Energy-efficient Train Control Considering Energy Storage Devices and Traction Power Network using a Model Predictive Control Framework

The optimization of the train speed trajectory and the traction power supply system (TPSS) with hybrid energy storage devices (HESDs) has significant potential to reduce electrical energy consumption (EEC). However, some existing studies have focused predominantly on optimizing these components independently and have ignored the goal of achieving systematic optimality from the standpoint of both electric systems and train control. This paper aims to establish a comprehensive coupled model integrating the train control, DC traction power supply, and stationary HESDs to reach the minimum EEC within the integrated system. The original non-convex and time-varying model is initially relaxed and reformulated as a convex program that can be solved quickly. On this basis, a model predictive control (MPC) framework is proposed to derive specifications in the space-domain-based model and overcome the drawbacks of the time-domain-based model. The designed controller solves the optimization problem for the remaining journey through time sampling, guaranteeing real-time and closed-loop performance. The numerical experiments present five case studies based on the real-world scenario i.e. Guangzhou Metro Line No.7. The results demonstrate that the proposed integrated convex model without stationary HESDs can reduce the accumulated EEC by up to 27.99% compared to the existing field test results.
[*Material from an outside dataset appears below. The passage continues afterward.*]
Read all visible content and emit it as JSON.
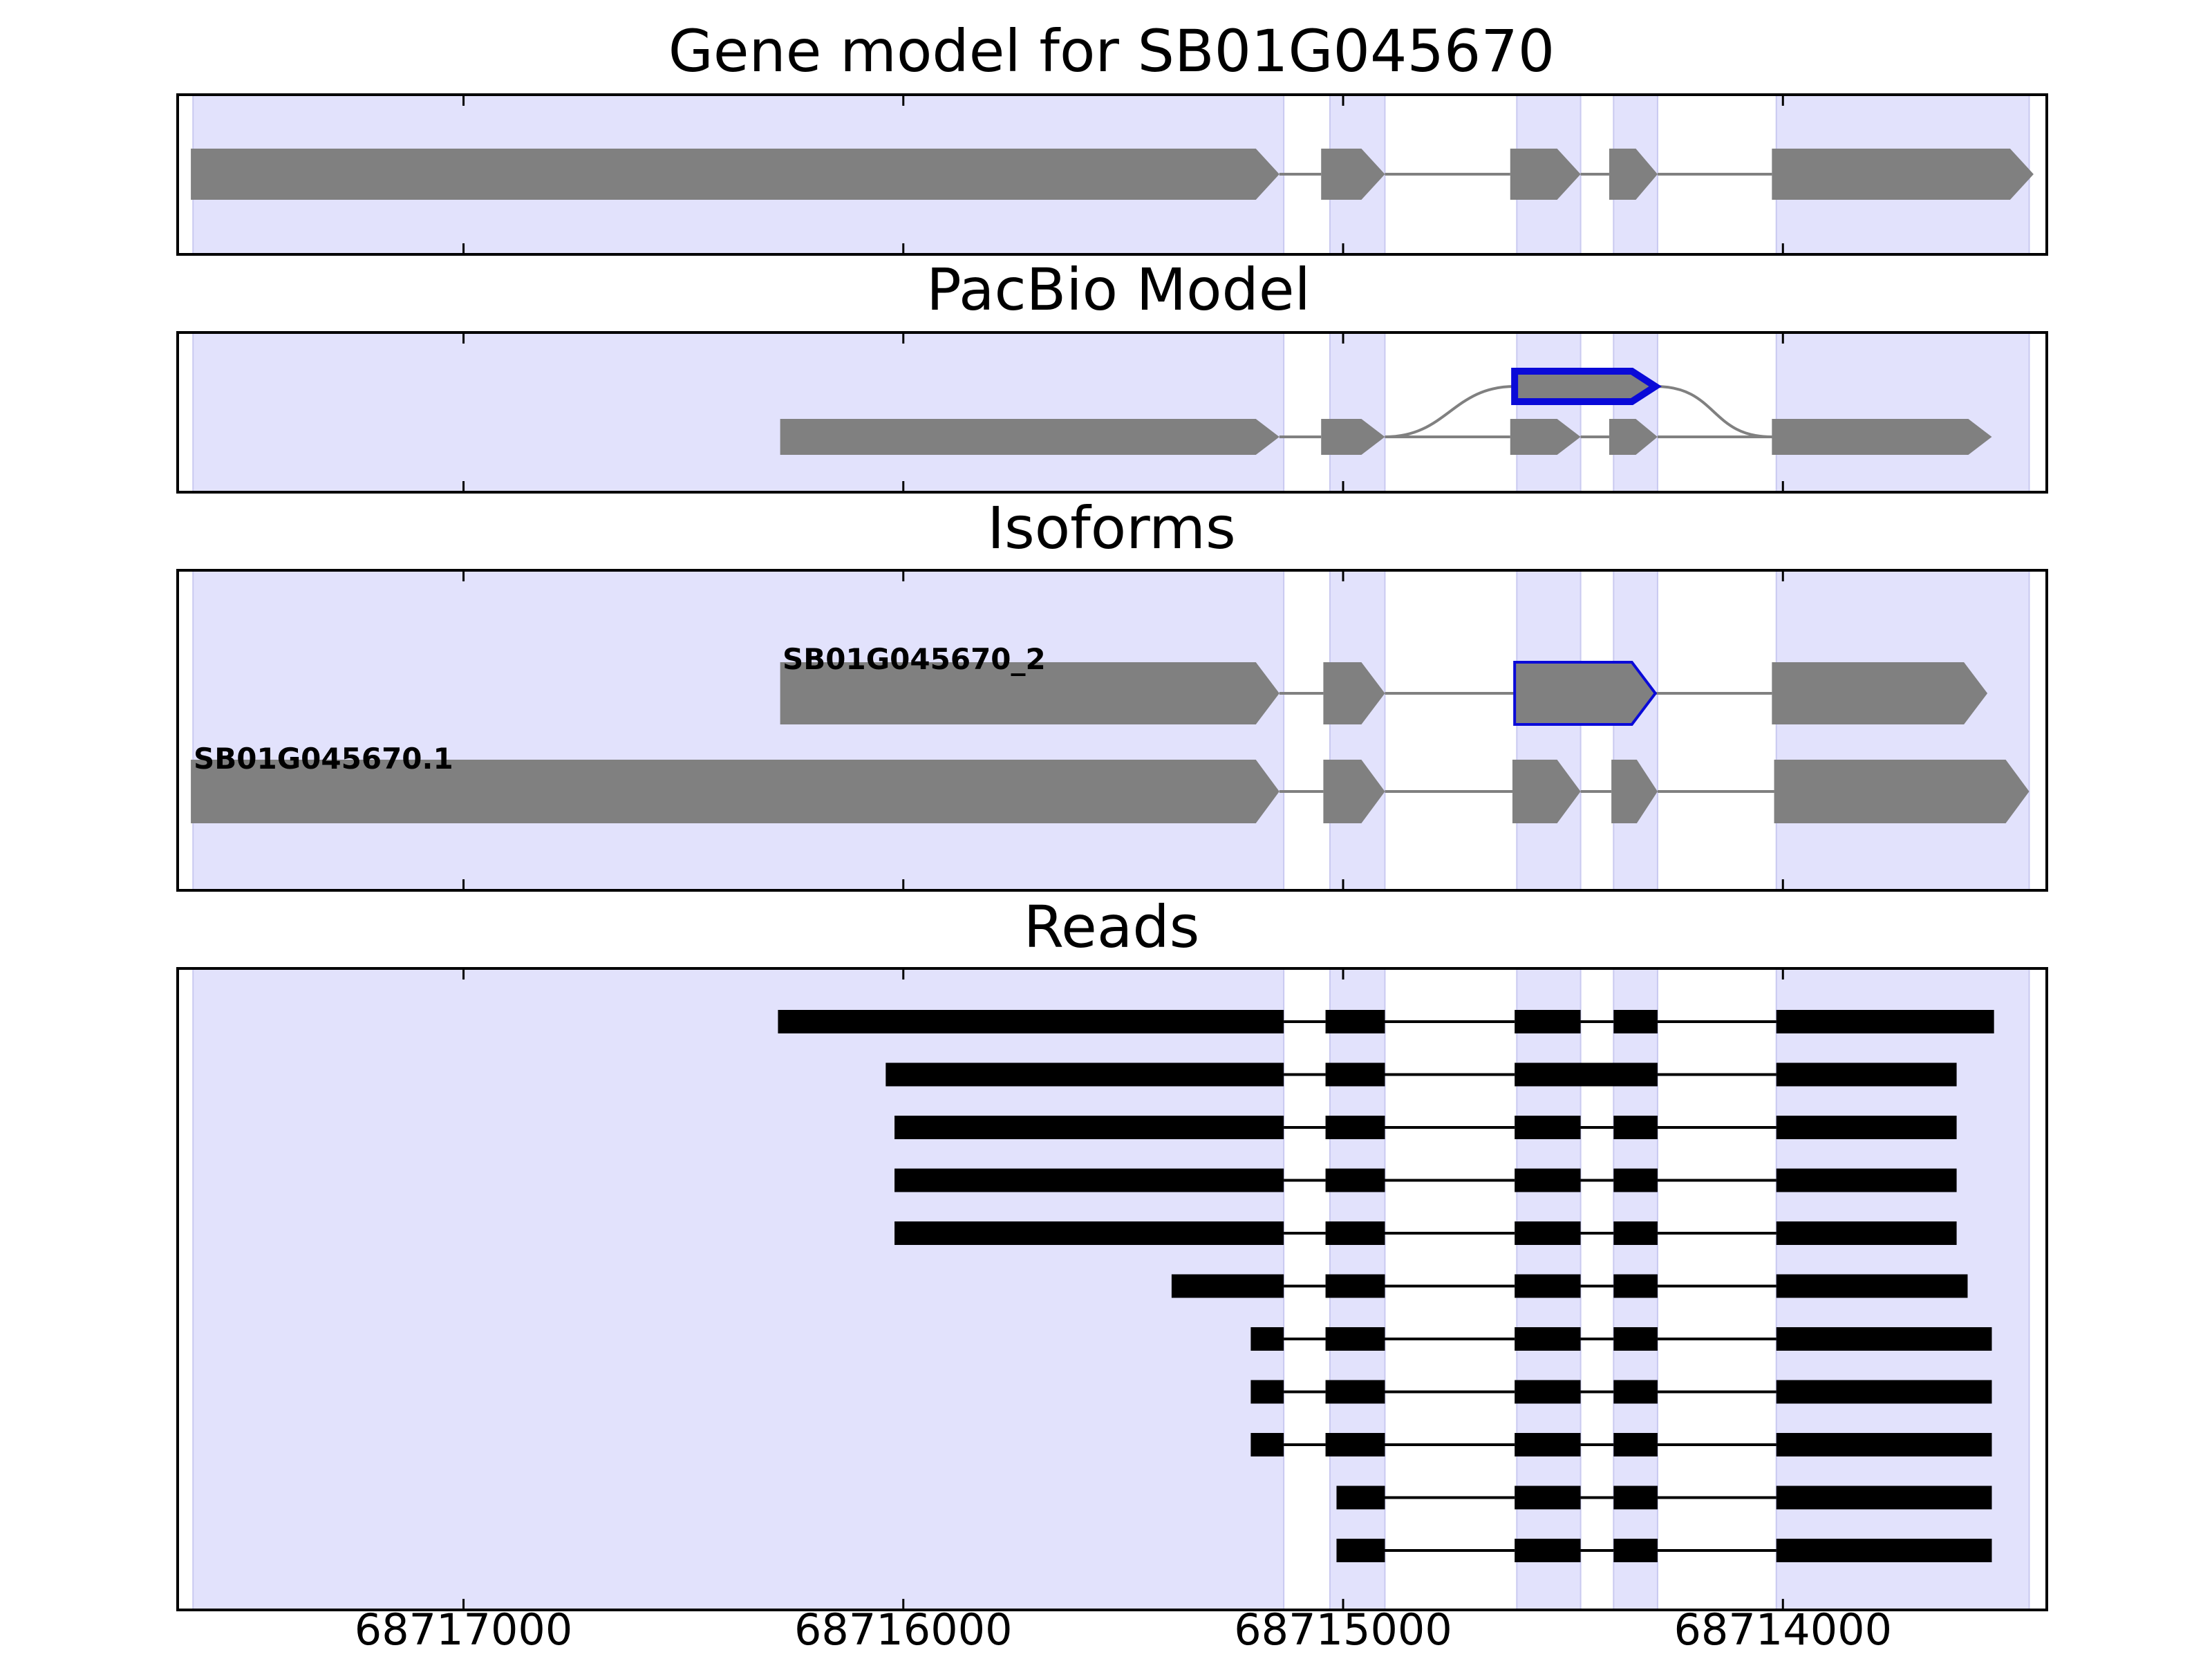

In addition, compared to mixed integer linear programming (MILP) method, the convex program proposed in this work obtains the highest energy savings rate (48. 71%) and significant computational efficiency, ranging from milliseconds (0.03 s) to seconds (4.20 s) in the TPSS with stationary HESDs. Additionally, the convex model features satisfactory modeling accuracy by invoking the nonlinear solver to simulate the power flow of the integrated system and recalculate the EEC.